Gage de démocratisation ou "ultime opération de marketing", comme le pressent El Watan ? La Constitution algérienne a été amendée pour la troisième fois en seize ans dimanche. Adoptée à main levée, non soumise à débat, elle inquiète les opposants à Abdellaziz Bouteflika, au pouvoir depuis 1999. Comment expliquer la prudence et la réserve avec lesquelles la révision de cette Constitution est accueillie ?

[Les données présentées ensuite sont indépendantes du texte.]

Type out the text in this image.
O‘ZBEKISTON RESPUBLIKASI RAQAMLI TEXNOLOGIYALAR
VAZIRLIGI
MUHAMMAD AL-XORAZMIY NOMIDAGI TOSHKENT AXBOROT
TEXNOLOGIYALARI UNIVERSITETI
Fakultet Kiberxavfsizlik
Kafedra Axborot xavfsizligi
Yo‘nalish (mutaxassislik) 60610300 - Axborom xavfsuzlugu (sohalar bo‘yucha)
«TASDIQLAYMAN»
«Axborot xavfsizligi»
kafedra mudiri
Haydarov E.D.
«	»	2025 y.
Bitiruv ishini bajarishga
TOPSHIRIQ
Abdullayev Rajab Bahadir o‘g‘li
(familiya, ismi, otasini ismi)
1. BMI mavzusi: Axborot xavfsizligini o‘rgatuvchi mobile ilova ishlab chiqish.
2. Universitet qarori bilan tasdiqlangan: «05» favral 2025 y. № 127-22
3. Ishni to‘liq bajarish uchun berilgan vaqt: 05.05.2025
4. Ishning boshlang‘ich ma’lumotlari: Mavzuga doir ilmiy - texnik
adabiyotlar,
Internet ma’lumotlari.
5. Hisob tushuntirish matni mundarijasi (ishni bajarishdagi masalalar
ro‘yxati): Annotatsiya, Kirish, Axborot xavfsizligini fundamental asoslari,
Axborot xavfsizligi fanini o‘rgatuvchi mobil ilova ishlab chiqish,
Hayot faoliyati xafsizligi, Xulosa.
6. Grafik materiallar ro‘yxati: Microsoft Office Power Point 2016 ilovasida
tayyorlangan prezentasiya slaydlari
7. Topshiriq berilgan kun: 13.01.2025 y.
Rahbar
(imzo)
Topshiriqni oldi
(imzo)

- Elle était attendue depuis le Printemps arabe. Amendée dimanche, cette révision de la Constitution algérienne est pourtant sur les rails depuis avril 2011. Cette année-là, le Printemps arabe gagne l’Algérie et Abdelaziz Bouteflika, tente de le résorber en agitant la promesse d’une nouvelle Constitution. Une révision longtemps retardée, ce qui lui permettra de briguer un quatrième mandat en 2014, malgré un AVC en 2013. Ironie du sort, la Constitution révisée rétablit la limitation à deux du nombre de mandats présidentiels.

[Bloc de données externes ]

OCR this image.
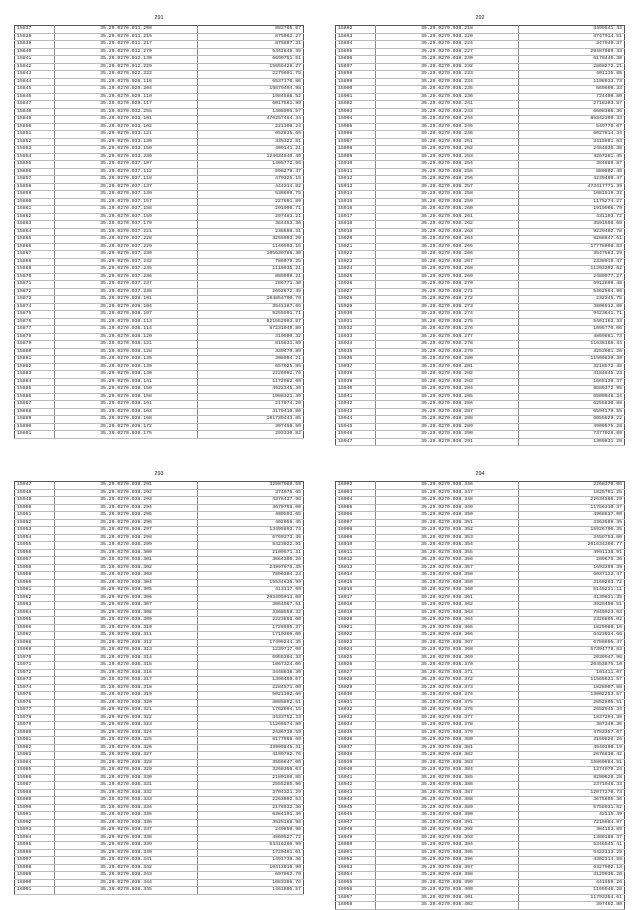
291
15837	35.29.0270.011.208	882785.87
15838	35.29.0270.011.215	875062.27
15839	35.29.0270.011.217	875807.31
15840	35.29.0270.012.270	5342848.35
15841	35.29.0270.012.130	6699751.51
15842	35.29.0270.012.229	15656428.27
15843	35.29.0270.022.222	2275691.75
15844	35.29.0270.026.116	6537170.86
15845	35.29.0270.029.204	19879494.98
15846	35.29.0270.029.110	1984586.52
15847	35.29.0270.029.117	6017561.99
15848	35.29.0270.032.255	1408995.57
15849	35.29.0270.033.101	476257464.34
15850	35.29.0270.033.102	221108.24
15851	35.29.0270.033.121	652835.65
15852	35.29.0270.033.130	335322.81
15853	35.29.0270.033.150	409141.21
15854	35.29.0270.033.230	124634840.40
15855	35.29.0270.037.107	1405772.65
15856	35.29.0270.037.112	598279.47
15857	35.29.0270.037.118	479325.15
15858	35.29.0270.037.137	444314.82
15859	35.29.0270.037.139	538699.75
15860	35.29.0270.037.157	227891.89
15861	35.29.0270.037.158	291998.71
15862	35.29.0270.037.159	297483.21
15863	35.29.0270.037.170	384453.36
15864	35.29.0270.037.221	238698.31
15865	35.29.0270.037.228	3255993.20
15866	35.29.0270.037.229	1146593.15
15867	35.29.0270.037.230	105630786.30
15868	35.29.0270.037.232	786079.25
15869	35.29.0270.037.235	1110935.21
15870	35.29.0270.037.236	889999.21
15871	35.29.0270.037.237	286771.40
15872	35.29.0270.037.238	2652672.45
15873	35.29.0270.038.101	104854790.79
15874	35.29.0270.038.104	3541187.66
15875	35.29.0270.038.107	5255591.71
15876	35.29.0270.038.113	621552993.87
15877	35.29.0270.038.114	87231049.89
15878	35.29.0270.038.120	310590.32
15879	35.29.0270.038.121	815631.89
15880	35.29.0270.038.128	339470.89
15881	35.29.0270.038.135	308994.21
15882	35.29.0270.038.139	657925.85
15883	35.29.0270.038.140	2226992.76
15884	35.29.0270.038.141	1172982.69
15885	35.29.0270.038.150	4922345.30
15886	35.29.0270.038.158	1988321.39
15887	35.29.0270.038.161	217074.20
15888	35.29.0270.038.163	3179410.80
15889	35.29.0270.038.168	101739443.85
15890	35.29.0270.038.172	307450.50
15891	35.29.0270.038.175	293330.82
292
15892	35.29.0270.038.218	4499541.43
15893	35.29.0270.038.220	4747914.51
15894	35.29.0270.038.224	347949.37
15895	35.29.0270.038.227	29487089.33
15896	35.29.0270.038.230	6178440.30
15897	35.29.0270.038.232	2868272.21
15898	35.29.0270.038.233	401115.85
15899	35.29.0270.038.234	1198833.73
15900	35.29.0270.038.235	669609.33
15901	35.29.0270.038.236	724409.80
15902	35.29.0270.038.241	2718393.87
15903	35.29.0270.038.243	6608386.36
15904	35.29.0270.038.244	85342390.33
15905	35.29.0270.038.245	549778.07
15906	35.29.0270.038.246	6027814.34
15907	35.29.0270.038.251	3415881.63
15908	35.29.0270.038.252	2484836.38
15909	35.29.0270.038.253	4267381.45
15910	35.29.0270.038.254	384889.87
15911	35.29.0270.038.255	880802.48
15912	35.29.0270.038.256	4239409.47
15913	35.29.0270.038.257	473417771.39
15914	35.29.0270.038.258	1081519.32
15915	35.29.0270.038.259	1175274.27
15916	35.29.0270.038.260	1919966.79
15917	35.29.0270.038.261	431193.72
15918	35.29.0270.038.262	3591598.69
15919	35.29.0270.038.263	9229402.78
15920	35.29.0270.038.264	8288847.61
15921	35.29.0270.038.265	17778008.83
15922	35.29.0270.038.266	3547583.29
15923	35.29.0270.038.267	2338919.47
15924	35.29.0270.038.268	11293302.62
15925	35.29.0270.038.269	2489977.27
15926	35.29.0270.038.270	6912899.48
15927	35.29.0270.038.271	5462564.96
15928	35.29.0270.038.272	232345.75
15929	35.29.0270.038.273	3806512.80
15930	35.29.0270.038.274	9423641.71
15931	35.29.0270.038.275	5401163.33
15932	35.29.0270.038.276	1095770.06
15933	35.29.0270.038.277	4869881.73
15934	35.29.0270.038.278	11638168.44
15935	35.29.0270.038.279	3253081.26
15936	35.29.0270.038.280	11509839.30
15937	35.29.0270.038.281	3218572.48
15938	35.29.0270.038.282	4184845.23
15939	35.29.0270.038.283	1665139.37
15940	35.29.0270.038.284	9589372.95
15941	35.29.0270.038.285	6500048.34
15942	35.29.0270.038.286	6255830.88
15943	35.29.0270.038.287	6594179.55
15944	35.29.0270.038.288	6055629.22
15945	35.29.0270.038.289	4909575.28
15946	35.29.0270.038.290	7377028.89
15947	35.29.0270.038.291	1369831.29
293
15947	35.29.0270.038.291	32987089.59
15948	35.29.0270.038.292	374076.65
15949	35.29.0270.038.293	4376437.98
15950	35.29.0270.038.294	3670758.00
15951	35.29.0270.038.295	409593.65
15952	35.29.0270.038.296	402058.45
15953	35.29.0270.038.297	13495893.74
15954	35.29.0270.038.298	6769373.45
15955	35.29.0270.038.299	5423022.91
15956	35.29.0270.038.300	2109571.31
15957	35.29.0270.038.301	3864306.26
15958	35.29.0270.038.302	24997076.35
15959	35.29.0270.038.303	7896304.23
15960	35.29.0270.038.304	15534636.99
15961	35.29.0270.038.305	413117.69
15962	35.29.0270.038.306	203495013.08
15963	35.29.0270.038.307	3064967.51
15964	35.29.0270.038.308	3368558.32
15965	35.29.0270.038.309	2223856.00
15966	35.29.0270.038.310	1728995.37
15967	35.29.0270.038.311	1719369.00
15968	35.29.0270.038.312	17496244.35
15969	35.29.0270.038.313	1239717.00
15970	35.29.0270.038.314	6955304.33
15971	35.29.0270.038.315	1067324.06
15972	35.29.0270.038.316	3448638.30
15973	35.29.0270.038.317	1396459.07
15974	35.29.0270.038.318	2284571.00
15975	35.29.0270.038.319	5021102.68
15976	35.29.0270.038.320	3085892.51
15977	35.29.0270.038.321	1762994.15
15978	35.29.0270.038.322	3433752.33
15979	35.29.0270.038.323	11266574.80
15980	35.29.0270.038.324	2436739.59
15981	35.29.0270.038.325	8177958.69
15982	35.29.0270.038.326	43999845.31
15983	35.29.0270.038.327	4199782.76
15984	35.29.0270.038.328	3556647.00
15985	35.29.0270.038.329	3268356.03
15986	35.29.0270.038.330	2180188.85
15987	35.29.0270.038.331	2555285.96
15988	35.29.0270.038.332	3704321.29
15989	35.29.0270.038.333	2263092.53
15990	35.29.0270.038.334	2178932.36
15991	35.29.0270.038.335	6384191.36
15992	35.29.0270.038.336	3525168.98
15993	35.29.0270.038.337	249850.90
15994	35.29.0270.038.338	4860527.72
15995	35.29.0270.038.339	53316286.99
15996	35.29.0270.038.340	1720461.01
15997	35.29.0270.038.341	1491738.36
15998	35.29.0270.038.342	10413010.90
15999	35.29.0270.038.343	697062.79
16000	35.29.0270.038.344	1683398.76
16001	35.29.0270.038.345	1461805.57
294
16002	35.29.0270.038.346	2268370.06
16003	35.29.0270.038.347	1825761.25
16004	35.29.0270.038.348	22634566.29
16005	35.29.0270.038.349	11756310.37
16006	35.29.0270.038.350	4968637.00
16007	35.29.0270.038.351	3363589.35
16008	35.29.0270.038.352	15926706.35
16009	35.29.0270.038.353	3459753.80
16010	35.29.0270.038.354	201634398.77
16011	35.29.0270.038.355	4991138.91
16012	35.29.0270.038.356	289675.36
16013	35.29.0270.038.357	1693399.39
16014	35.29.0270.038.358	6037133.47
16015	35.29.0270.038.359	3160263.72
16016	35.29.0270.038.360	5145231.11
16017	35.29.0270.038.361	4139631.35
16018	35.29.0270.038.362	3925490.51
16019	35.29.0270.038.363	7849923.03
16020	35.29.0270.038.364	2326895.02
16021	35.29.0270.038.365	1829980.16
16022	35.29.0270.038.366	6423034.66
16023	35.29.0270.038.367	6758895.47
16024	35.29.0270.038.368	57394779.83
16025	35.29.0270.038.369	2039947.96
16026	35.29.0270.038.370	20453875.10
16027	35.29.0270.038.371	101411.07
16028	35.29.0270.038.372	11565631.57
16029	35.29.0270.038.373	1828907.88
16030	35.29.0270.038.374	13002253.57
16031	35.29.0270.038.375	2852895.51
16032	35.29.0270.038.376	2652945.34
16033	35.29.0270.038.377	1837294.38
16034	35.29.0270.038.378	387349.36
16035	35.29.0270.038.379	4783357.07
16036	35.29.0270.038.380	3159828.26
16037	35.29.0270.038.381	4640190.19
16038	35.29.0270.038.382	2676830.42
16039	35.29.0270.038.383	15860884.51
16040	35.29.0270.038.384	1374979.24
16041	35.29.0270.038.385	8290629.28
16042	35.29.0270.038.386	2371946.33
16043	35.29.0270.038.387	12077270.73
16044	35.29.0270.038.388	3675695.36
16045	35.29.0270.038.389	5758931.52
16046	35.29.0270.038.390	42115.49
16047	35.29.0270.038.391	7216684.97
16048	35.29.0270.038.392	384153.89
16049	35.29.0270.038.393	1386188.37
16050	35.29.0270.038.394	5346545.41
16051	35.29.0270.038.395	5422113.29
16052	35.29.0270.038.396	4302114.56
16053	35.29.0270.038.397	6327992.13
16054	35.29.0270.038.398	3129936.20
16055	35.29.0270.038.399	441650.26
16056	35.29.0270.038.400	1165946.28
16057	35.29.0270.038.401	11793354.61
16058	35.29.0270.038.402	397462.80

- Elle prépare insidieusement la succession de Bouteflika. A l’aune de ses 79 ans qu’il célébrera en mars, le président algérien, très affaibli, donne l’impression de vouloir dessiner les contours du système qui lui succédera. En coulisses, le Premier ministre Abdelmalek Sellal se réjouit et salue d’ailleurs un président "architecte de la nouvelle République algérienne". Le texte prévoit notamment que désormais, le Premier ministre devra être issu de la majorité parlementaire.
- Elle constitue un "coup de force constitutionnel". La révision de la Constitution a été approuvée par 499 parlementaires, malgré les critiques de l'opposition. Pour les détracteurs du pouvoir en place, elle assoit le pouvoir du président et de ses collaborateurs. L'ancien Premier ministre d’opposition Ali Benflis, deux fois adversaire malheureux d’Abdelaziz Bouteflika, a dénoncé un "coup de force constitutionnel" pour "régler les seuls problèmes du régime politique en place et non ceux du pays".
- Elle offense les Franco-Algériens, et autres binationaux. En limitant l'accès à la haute fonction publique aux seuls mono-nationaux, le texte a suscité de vives réactions. Ainsi, la députée franco-algérienne, Chafia Mentalecheta, élue dans le Nord de la France, a boycotté le congrès du Parlement. L'Algérie possède en effet une très importante diaspora – plusieurs millions de personnes, notamment en France . Ces dernières semaines, des pétitions demandant le retrait de cette disposition de la Constitution se sont multipliées.